Twins with Autism Benefit from Therapy and Mom’s Boundless Love

Alisha’s twin sons Xander and Royal were diagnosed with autism when they were 4 years old. Today, they are 11 and thriving with the help of their devoted mom, behavioral therapists, and Dr. Andrew Martinez, a psychologist and program director at the Comprehensive Autism Program at The Children’s Hospital of San Antonio. We asked Alisha to share her experience through the following Q&A.  

When and how did you first find out about your children’s diagnosis?  I noticed significant delays in developmental milestones and behaviors with my twins at a very young age. Speech, smiling, eating, and drinking were minimal to nonexistent. They also displayed daily, repetitive unique, rhythmic mannerisms, motions, and patterns. Those were some of the cues that gave me enough concern to suspect the twins may have autism.

The love I had for my boys outweighed any fear I had of a diagnosis. Whatever it might be, I needed help and information. So I took the initiative to ask their primary care provider for an evaluation for autism spectrum disorder. Without pause, I received the referral for both boys to be seen and evaluated by Dr. Martinez. After testing, he confirmed the diagnosis. Both twins had autism. Each child was sitting at their own spot on the spectrum. They each had their own set of strengths, gifts, and challenges. That is where our journey began. 

As twins, Royal and Xander share everything including a diagnosis of autism. Both boys now thrive with the help of Applied Behavioral Analysis therapy.

Describe your treatment plan. Why did you choose this treatment plan?    Royal and Xander both receive one-on-one Applied Behavioral Analysis (ABA) therapy. I chose this specialized therapy because they each have a personalized treatment plan specifically outlined for them. The goals for my children are carefully planned and written out by a program manager, then reviewed and approved by their doctor. My input as an involved parent is always incorporated into their treatment. ABA therapy can be hard, it is work, but that is precisely why I wanted my boys to have it. ABA therapy is the gold standard of care for any child on the autism spectrum. The payoff has been incredible for our family. 

Dr. Andrew Martinez is the Autism Program Director at The Children’s Hospital of San Antonio. He provided the evaluation and diagnosis of autism for Xander and Royal when they were 4 years old.

What has your experience been like with The Children’s Hospital of San Antonio Autism Program? My experience at the CHofSA Autism Clinic has been nothing but positive, informative, and helpful.  Royal and Xander are almost 11 years old now. It is hard to put into words the change in my boys since they have been in care. There have been remarkable improvements all the way around. Speech. Behavior. Demeanor. Understanding. Social interaction. Everything. Had I not reached out to the clinic for help, none of this would have been possible. 

What would you tell other families who have just received a diagnosis?   When my little twins were officially diagnosed, I was confused, frustrated, and scared. You may be feeling all of this and much more. Try to take comfort in knowing this. Now that you know, you can do something about it. There is so much power in information!

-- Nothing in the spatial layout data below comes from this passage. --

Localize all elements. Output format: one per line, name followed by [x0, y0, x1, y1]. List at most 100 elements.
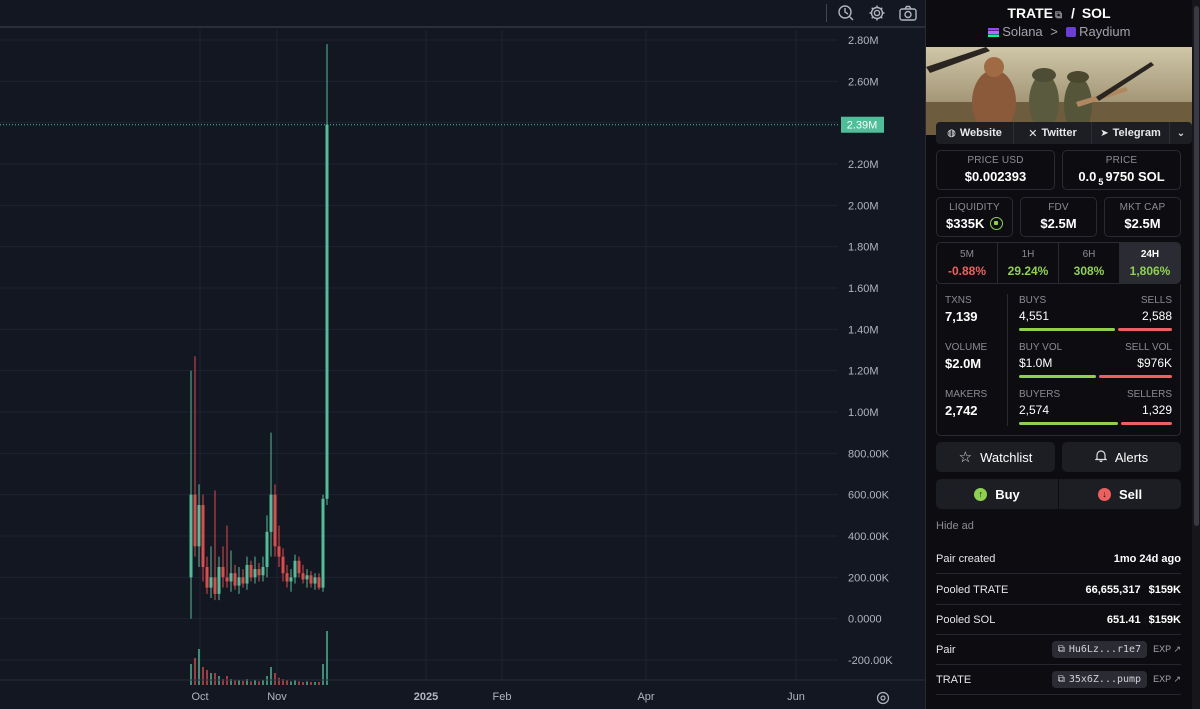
telegram-label: Telegram	[1112, 127, 1161, 139]
indicators-icon[interactable]	[835, 3, 857, 23]
y-tick-label: 1.60M	[848, 283, 879, 295]
token-address-copy[interactable]: ⧉ 35x6Z...pump	[1051, 671, 1148, 688]
tab-change: -0.88%	[947, 264, 987, 278]
volume-bar	[194, 658, 196, 685]
x-tick-label: Oct	[191, 691, 208, 703]
candle-body	[309, 575, 313, 584]
tab-24h[interactable]: 24H 1,806%	[1120, 243, 1180, 283]
arrow-up-icon: ↑	[974, 487, 988, 501]
volume-bar	[262, 680, 264, 685]
candle-body	[205, 567, 209, 588]
candle-body	[281, 556, 285, 574]
liquidity-value: $335K	[946, 216, 985, 231]
volume-bar	[254, 680, 256, 685]
price-chart[interactable]: 2.80M2.60M2.40M2.20M2.00M1.80M1.60M1.40M…	[0, 30, 925, 709]
candle-body	[189, 494, 193, 578]
pair-separator: /	[1071, 5, 1075, 21]
volume-bar	[302, 682, 304, 685]
watchlist-button[interactable]: ☆ Watchlist	[936, 442, 1055, 472]
x-icon: ✕	[1028, 127, 1038, 140]
tab-change: 29.24%	[1007, 264, 1049, 278]
pooled-base-amount: 66,655,317	[1085, 583, 1141, 596]
candle-body	[213, 577, 217, 594]
globe-icon: ◍	[947, 127, 956, 139]
pooled-base-label: Pooled TRATE	[936, 583, 1009, 596]
token-info-panel: TRATE ⧉ / SOL Solana > Raydium ◍ Website…	[925, 0, 1200, 709]
toolbar-divider	[826, 4, 827, 22]
alerts-label: Alerts	[1114, 449, 1149, 465]
txns-label: TXNS	[945, 295, 972, 306]
candle-body	[229, 573, 233, 582]
bell-icon	[1094, 449, 1108, 465]
copy-icon: ⧉	[1057, 644, 1065, 655]
token-address-label: TRATE	[936, 673, 972, 686]
price-sol-value: 0.0 5 9750 SOL	[1063, 169, 1180, 187]
tab-label: 24H	[1140, 249, 1160, 260]
tab-1h[interactable]: 1H 29.24%	[998, 243, 1059, 283]
raydium-icon	[1065, 27, 1076, 37]
x-tick-label: Nov	[267, 691, 287, 703]
candle-body	[249, 564, 253, 578]
twitter-link[interactable]: ✕ Twitter	[1014, 122, 1092, 144]
y-tick-label: 200.00K	[848, 572, 890, 584]
external-link-icon: ↗	[1173, 674, 1181, 684]
pooled-quote-amount: 651.41	[1106, 613, 1141, 626]
candle-body	[277, 546, 281, 557]
fdv-box: FDV $2.5M	[1020, 197, 1097, 237]
candle-body	[241, 577, 245, 584]
panel-scrollbar[interactable]	[1194, 6, 1199, 526]
y-tick-label: 1.80M	[848, 242, 879, 254]
dex-link[interactable]: Raydium	[1079, 24, 1130, 39]
pair-created-row: Pair created 1mo 24d ago	[936, 544, 1181, 574]
candle-body	[201, 505, 205, 567]
candle-body	[301, 573, 305, 580]
hide-ad-link[interactable]: Hide ad	[936, 520, 974, 532]
explorer-label: EXP	[1153, 674, 1171, 684]
tab-change: 1,806%	[1129, 264, 1171, 278]
pair-header: TRATE ⧉ / SOL Solana > Raydium	[926, 0, 1200, 46]
sellvol-value: $976K	[1137, 356, 1172, 370]
base-symbol: TRATE	[1007, 5, 1054, 21]
candle-body	[289, 577, 293, 582]
chain-link[interactable]: Solana	[1002, 24, 1042, 39]
volume-bar	[290, 681, 292, 685]
axis-settings-icon[interactable]	[876, 691, 890, 705]
buyers-label: BUYERS	[1019, 389, 1061, 400]
price-zero-count: 5	[1098, 176, 1104, 187]
telegram-link[interactable]: ➤ Telegram	[1092, 122, 1170, 144]
candle-body	[269, 494, 273, 532]
more-links-button[interactable]: ⌄	[1170, 122, 1192, 144]
sellvol-label: SELL VOL	[1125, 342, 1172, 353]
pair-address-copy[interactable]: ⧉ Hu6Lz...r1e7	[1051, 641, 1148, 658]
lock-icon[interactable]	[989, 217, 1003, 230]
volume-bar	[202, 667, 204, 685]
camera-icon[interactable]	[897, 3, 919, 23]
tab-6h[interactable]: 6H 308%	[1059, 243, 1120, 283]
settings-icon[interactable]	[866, 3, 888, 23]
chart-area[interactable]: 2.80M2.60M2.40M2.20M2.00M1.80M1.60M1.40M…	[0, 0, 925, 709]
token-explorer-link[interactable]: EXP ↗	[1153, 674, 1181, 685]
tab-5m[interactable]: 5M -0.88%	[937, 243, 998, 283]
candle-body	[237, 577, 241, 586]
pair-explorer-link[interactable]: EXP ↗	[1153, 644, 1181, 655]
fdv-label: FDV	[1048, 202, 1069, 213]
candle-body	[273, 494, 277, 547]
y-tick-label: 1.00M	[848, 407, 879, 419]
buy-button[interactable]: ↑ Buy	[936, 479, 1058, 509]
candle-body	[257, 569, 261, 576]
candle-body	[285, 573, 289, 582]
price-rest: 9750 SOL	[1105, 169, 1165, 184]
arrow-down-icon: ↓	[1097, 487, 1111, 501]
buyvol-value: $1.0M	[1019, 356, 1053, 370]
alerts-button[interactable]: Alerts	[1062, 442, 1181, 472]
volume-label: VOLUME	[945, 342, 988, 353]
website-link[interactable]: ◍ Website	[936, 122, 1014, 144]
candle-body	[265, 531, 269, 567]
y-tick-label: 2.20M	[848, 159, 879, 171]
y-tick-label: 0.0000	[848, 614, 882, 626]
volume-bar	[298, 681, 300, 685]
pair-address-label: Pair	[936, 643, 956, 656]
volume-bar	[274, 673, 276, 685]
copy-icon[interactable]: ⧉	[1055, 10, 1062, 21]
sell-button[interactable]: ↓ Sell	[1059, 479, 1181, 509]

The help, peace, and clarity you are seeking for yourself all come with this diagnosis. The number of helpful resources available to you and your family is endless. The heights your child can reach are limitless. The love and support your child receives at home counts more than anything else.  

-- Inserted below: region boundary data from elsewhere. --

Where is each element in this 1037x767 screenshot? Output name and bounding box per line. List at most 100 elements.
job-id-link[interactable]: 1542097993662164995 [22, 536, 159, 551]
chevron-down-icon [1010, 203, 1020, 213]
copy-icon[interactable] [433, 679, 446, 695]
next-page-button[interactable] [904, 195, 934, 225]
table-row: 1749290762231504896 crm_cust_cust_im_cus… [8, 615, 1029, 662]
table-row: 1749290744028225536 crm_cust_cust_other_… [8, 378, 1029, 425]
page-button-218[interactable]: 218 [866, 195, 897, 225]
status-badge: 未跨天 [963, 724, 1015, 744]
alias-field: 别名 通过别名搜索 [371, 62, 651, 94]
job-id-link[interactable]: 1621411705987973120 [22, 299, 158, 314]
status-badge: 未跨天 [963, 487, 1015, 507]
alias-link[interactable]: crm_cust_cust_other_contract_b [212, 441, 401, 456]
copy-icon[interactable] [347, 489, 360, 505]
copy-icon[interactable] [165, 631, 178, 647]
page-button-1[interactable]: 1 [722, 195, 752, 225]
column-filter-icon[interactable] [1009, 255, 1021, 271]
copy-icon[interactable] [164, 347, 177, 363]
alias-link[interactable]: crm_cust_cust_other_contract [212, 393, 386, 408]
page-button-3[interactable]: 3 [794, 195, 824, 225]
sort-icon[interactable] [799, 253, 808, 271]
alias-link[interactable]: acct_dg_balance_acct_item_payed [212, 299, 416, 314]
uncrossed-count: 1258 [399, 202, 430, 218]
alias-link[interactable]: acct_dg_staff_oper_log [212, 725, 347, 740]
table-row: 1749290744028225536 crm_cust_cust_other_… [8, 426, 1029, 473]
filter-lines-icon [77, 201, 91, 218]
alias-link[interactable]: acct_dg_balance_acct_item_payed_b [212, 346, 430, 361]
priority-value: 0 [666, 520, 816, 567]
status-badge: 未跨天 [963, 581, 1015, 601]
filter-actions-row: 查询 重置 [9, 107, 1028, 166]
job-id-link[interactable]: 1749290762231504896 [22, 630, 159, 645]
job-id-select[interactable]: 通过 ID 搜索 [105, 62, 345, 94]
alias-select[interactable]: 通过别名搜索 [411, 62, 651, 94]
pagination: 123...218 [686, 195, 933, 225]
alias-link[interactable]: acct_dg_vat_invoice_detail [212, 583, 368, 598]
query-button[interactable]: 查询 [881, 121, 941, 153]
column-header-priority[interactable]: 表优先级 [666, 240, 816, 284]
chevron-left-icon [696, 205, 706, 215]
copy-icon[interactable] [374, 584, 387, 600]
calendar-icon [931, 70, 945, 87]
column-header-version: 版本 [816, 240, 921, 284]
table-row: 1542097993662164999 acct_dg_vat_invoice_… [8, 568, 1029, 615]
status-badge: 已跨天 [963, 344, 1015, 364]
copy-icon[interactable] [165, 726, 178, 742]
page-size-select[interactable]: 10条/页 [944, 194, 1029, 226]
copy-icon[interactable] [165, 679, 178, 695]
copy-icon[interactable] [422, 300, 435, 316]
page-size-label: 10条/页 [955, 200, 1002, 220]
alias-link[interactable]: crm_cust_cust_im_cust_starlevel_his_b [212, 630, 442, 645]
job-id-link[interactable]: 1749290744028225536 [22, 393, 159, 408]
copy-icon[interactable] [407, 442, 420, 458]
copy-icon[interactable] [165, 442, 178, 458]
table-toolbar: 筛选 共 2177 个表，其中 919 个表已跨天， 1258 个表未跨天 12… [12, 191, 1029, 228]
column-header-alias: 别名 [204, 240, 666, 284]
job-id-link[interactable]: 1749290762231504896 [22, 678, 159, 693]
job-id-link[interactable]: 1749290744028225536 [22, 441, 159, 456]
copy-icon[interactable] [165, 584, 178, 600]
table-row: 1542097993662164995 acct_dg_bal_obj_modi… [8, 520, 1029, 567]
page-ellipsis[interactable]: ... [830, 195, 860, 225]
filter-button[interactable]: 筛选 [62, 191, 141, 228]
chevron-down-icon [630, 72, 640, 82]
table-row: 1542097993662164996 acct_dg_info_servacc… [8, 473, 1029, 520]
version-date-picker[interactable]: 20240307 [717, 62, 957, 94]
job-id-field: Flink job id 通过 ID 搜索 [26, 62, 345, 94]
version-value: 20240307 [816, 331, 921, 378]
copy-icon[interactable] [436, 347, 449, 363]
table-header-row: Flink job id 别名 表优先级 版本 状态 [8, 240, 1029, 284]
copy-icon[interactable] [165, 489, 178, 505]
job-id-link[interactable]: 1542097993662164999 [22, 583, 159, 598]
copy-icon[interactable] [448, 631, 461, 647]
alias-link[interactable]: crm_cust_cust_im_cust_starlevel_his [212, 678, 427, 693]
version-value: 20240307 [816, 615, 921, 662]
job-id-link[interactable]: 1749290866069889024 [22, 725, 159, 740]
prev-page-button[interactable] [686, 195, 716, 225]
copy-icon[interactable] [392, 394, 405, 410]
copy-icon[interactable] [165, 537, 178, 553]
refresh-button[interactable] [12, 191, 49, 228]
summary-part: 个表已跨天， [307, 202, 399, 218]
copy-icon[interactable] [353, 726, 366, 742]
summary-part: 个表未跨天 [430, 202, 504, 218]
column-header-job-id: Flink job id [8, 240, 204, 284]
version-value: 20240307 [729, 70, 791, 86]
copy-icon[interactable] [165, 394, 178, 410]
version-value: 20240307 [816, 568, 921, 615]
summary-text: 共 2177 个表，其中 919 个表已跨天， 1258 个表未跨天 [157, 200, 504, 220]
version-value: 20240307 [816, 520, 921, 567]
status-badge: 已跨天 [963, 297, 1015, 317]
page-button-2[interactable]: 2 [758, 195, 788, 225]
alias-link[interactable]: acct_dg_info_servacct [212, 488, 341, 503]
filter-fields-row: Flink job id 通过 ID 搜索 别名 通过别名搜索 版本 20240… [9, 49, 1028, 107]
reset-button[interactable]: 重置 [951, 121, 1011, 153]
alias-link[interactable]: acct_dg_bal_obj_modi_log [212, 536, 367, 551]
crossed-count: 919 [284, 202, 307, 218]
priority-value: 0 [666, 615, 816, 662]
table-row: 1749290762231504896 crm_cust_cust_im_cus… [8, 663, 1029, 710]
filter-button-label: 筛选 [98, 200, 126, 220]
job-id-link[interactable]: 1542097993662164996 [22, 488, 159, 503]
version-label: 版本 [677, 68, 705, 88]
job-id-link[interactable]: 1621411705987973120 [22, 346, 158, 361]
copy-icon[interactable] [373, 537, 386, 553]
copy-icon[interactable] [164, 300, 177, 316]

Alisha was overwhelmed with fear when she first received a diagnosis that her twin sons were autistic. But along with the diagnosis she received information and resources that put the boys on track to learn and develop.

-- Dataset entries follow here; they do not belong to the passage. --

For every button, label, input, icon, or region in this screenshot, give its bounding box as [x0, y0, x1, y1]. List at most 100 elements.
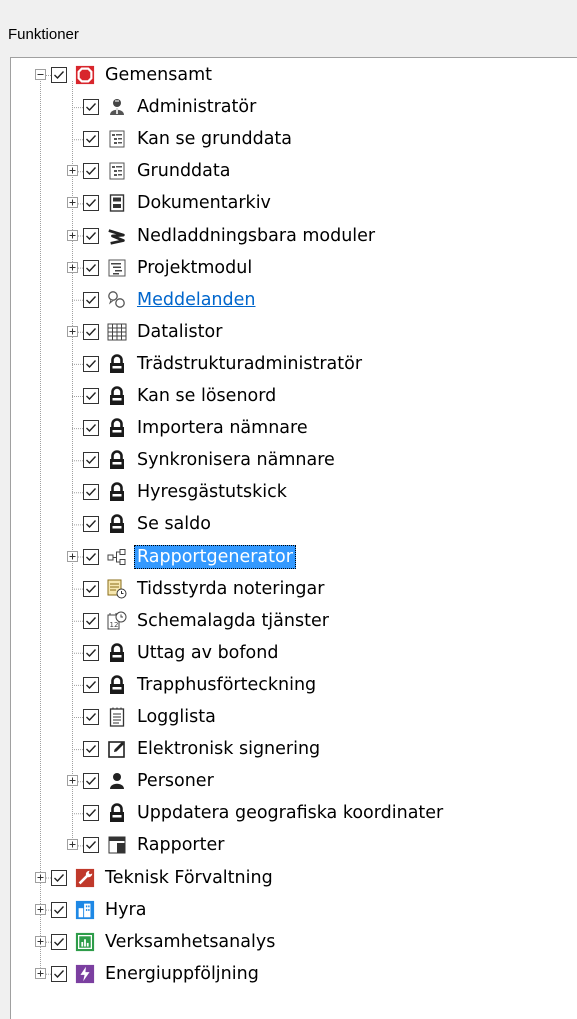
expand-toggle[interactable]: [67, 197, 78, 209]
node-checkbox[interactable]: [83, 323, 99, 340]
tree-node[interactable]: Projektmodul: [11, 256, 571, 280]
tree-node-label[interactable]: Administratör: [137, 95, 256, 119]
tree-node-label[interactable]: Hyra: [105, 898, 146, 922]
node-checkbox[interactable]: [51, 965, 67, 982]
tree-node[interactable]: Kan se lösenord: [11, 384, 571, 408]
tree-node[interactable]: Nedladdningsbara moduler: [11, 224, 571, 248]
node-checkbox[interactable]: [83, 773, 99, 790]
node-checkbox[interactable]: [83, 131, 99, 148]
node-checkbox[interactable]: [83, 580, 99, 597]
tree-node[interactable]: Logglista: [11, 705, 571, 729]
tree-node[interactable]: Verksamhetsanalys: [11, 930, 571, 954]
tree-node-label[interactable]: Hyresgästutskick: [137, 480, 287, 504]
function-tree[interactable]: Gemensamt Administratör Kan se grunddata Gr…: [10, 57, 577, 1019]
expand-toggle[interactable]: [35, 871, 46, 883]
tree-node-label[interactable]: Datalistor: [137, 320, 222, 344]
tree-node[interactable]: 12 Schemalagda tjänster: [11, 609, 571, 633]
tree-node-label[interactable]: Tidsstyrda noteringar: [137, 577, 324, 601]
tree-node-label[interactable]: Verksamhetsanalys: [105, 930, 275, 954]
node-checkbox[interactable]: [83, 452, 99, 469]
expand-toggle[interactable]: [67, 325, 78, 337]
tree-node[interactable]: Energiuppföljning: [11, 962, 571, 986]
tree-node[interactable]: Datalistor: [11, 320, 571, 344]
tree-node[interactable]: Trädstrukturadministratör: [11, 352, 571, 376]
node-checkbox[interactable]: [51, 67, 67, 83]
expand-toggle[interactable]: [35, 935, 46, 947]
tree-node-label[interactable]: Kan se grunddata: [137, 127, 292, 151]
node-checkbox[interactable]: [83, 291, 99, 308]
tree-node-label[interactable]: Uttag av bofond: [137, 641, 278, 665]
expand-toggle[interactable]: [67, 775, 78, 787]
tree-node[interactable]: Uppdatera geografiska koordinater: [11, 801, 571, 825]
tree-node-label[interactable]: Schemalagda tjänster: [137, 609, 329, 633]
expand-toggle[interactable]: [35, 967, 46, 979]
node-checkbox[interactable]: [83, 99, 99, 116]
tree-node-label[interactable]: Logglista: [137, 705, 216, 729]
expand-toggle[interactable]: [67, 550, 78, 562]
expand-toggle[interactable]: [67, 229, 78, 241]
node-checkbox[interactable]: [83, 355, 99, 372]
tree-node[interactable]: Uttag av bofond: [11, 641, 571, 665]
node-checkbox[interactable]: [83, 837, 99, 854]
node-checkbox[interactable]: [51, 869, 67, 886]
tree-node[interactable]: Se saldo: [11, 512, 571, 536]
tree-node-label[interactable]: Nedladdningsbara moduler: [137, 224, 375, 248]
node-checkbox[interactable]: [83, 227, 99, 244]
tree-node-label[interactable]: Energiuppföljning: [105, 962, 259, 986]
tree-node-label[interactable]: Synkronisera nämnare: [137, 448, 335, 472]
tree-node[interactable]: Administratör: [11, 95, 571, 119]
tree-node-label[interactable]: Rapporter: [137, 833, 224, 857]
node-checkbox[interactable]: [83, 548, 99, 565]
tree-node-label[interactable]: Elektronisk signering: [137, 737, 320, 761]
node-checkbox[interactable]: [83, 484, 99, 501]
node-checkbox[interactable]: [51, 933, 67, 950]
tree-node[interactable]: Kan se grunddata: [11, 127, 571, 151]
tree-node[interactable]: Hyresgästutskick: [11, 480, 571, 504]
tree-node-label[interactable]: Importera nämnare: [137, 416, 308, 440]
expand-toggle[interactable]: [67, 839, 78, 851]
expand-toggle[interactable]: [67, 261, 78, 273]
tree-node[interactable]: Rapportgenerator: [11, 544, 571, 569]
node-checkbox[interactable]: [83, 516, 99, 533]
tree-node-label[interactable]: Trädstrukturadministratör: [137, 352, 362, 376]
tree-node[interactable]: Gemensamt: [11, 63, 571, 87]
tree-node[interactable]: Tidsstyrda noteringar: [11, 577, 571, 601]
tree-node-label[interactable]: Meddelanden: [137, 288, 256, 312]
tree-node[interactable]: Rapporter: [11, 833, 571, 857]
tree-node-label[interactable]: Dokumentarkiv: [137, 191, 271, 215]
tree-node[interactable]: Dokumentarkiv: [11, 191, 571, 215]
tree-node[interactable]: Elektronisk signering: [11, 737, 571, 761]
tree-node[interactable]: Personer: [11, 769, 571, 793]
tree-node-label[interactable]: Rapportgenerator: [134, 544, 296, 569]
node-checkbox[interactable]: [83, 676, 99, 693]
tree-node-label[interactable]: Grunddata: [137, 159, 230, 183]
tree-node-label[interactable]: Personer: [137, 769, 214, 793]
collapse-toggle[interactable]: [35, 69, 46, 80]
tree-node-label[interactable]: Kan se lösenord: [137, 384, 276, 408]
node-checkbox[interactable]: [83, 612, 99, 629]
node-checkbox[interactable]: [83, 709, 99, 725]
tree-node-label[interactable]: Projektmodul: [137, 256, 252, 280]
node-checkbox[interactable]: [83, 644, 99, 661]
expand-toggle[interactable]: [67, 165, 78, 177]
node-checkbox[interactable]: [83, 195, 99, 212]
tree-node[interactable]: Synkronisera nämnare: [11, 448, 571, 472]
node-checkbox[interactable]: [83, 259, 99, 276]
node-checkbox[interactable]: [83, 741, 99, 758]
tree-node[interactable]: Teknisk Förvaltning: [11, 866, 571, 890]
tree-node[interactable]: Importera nämnare: [11, 416, 571, 440]
tree-node[interactable]: Grunddata: [11, 159, 571, 183]
node-checkbox[interactable]: [51, 901, 67, 918]
tree-node-label[interactable]: Gemensamt: [105, 63, 212, 87]
tree-node[interactable]: Hyra: [11, 898, 571, 922]
tree-node[interactable]: Trapphusförteckning: [11, 673, 571, 697]
node-checkbox[interactable]: [83, 420, 99, 437]
node-checkbox[interactable]: [83, 805, 99, 822]
tree-node-label[interactable]: Se saldo: [137, 512, 211, 536]
tree-node-label[interactable]: Teknisk Förvaltning: [105, 866, 273, 890]
expand-toggle[interactable]: [35, 903, 46, 915]
tree-node[interactable]: Meddelanden: [11, 288, 571, 312]
node-checkbox[interactable]: [83, 388, 99, 404]
node-checkbox[interactable]: [83, 163, 99, 180]
tree-node-label[interactable]: Uppdatera geografiska koordinater: [137, 801, 443, 825]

 Anything else you would like to add?   The love I have for Royal and Xander is boundless. That is why I will always be their voice and their most fierce advocate. In all things, I have been and will continue to be the voice for other children and families in need of a helping hand as well. Royal and Xander are not only twin brothers. They are best friends. Where one is weak, the other is strong. Most importantly, they both know Mama is right there to pick up any slack when necessary. 

If you need more information about autism, talk to your child’s pediatrician and request a referral for an autism evaluation.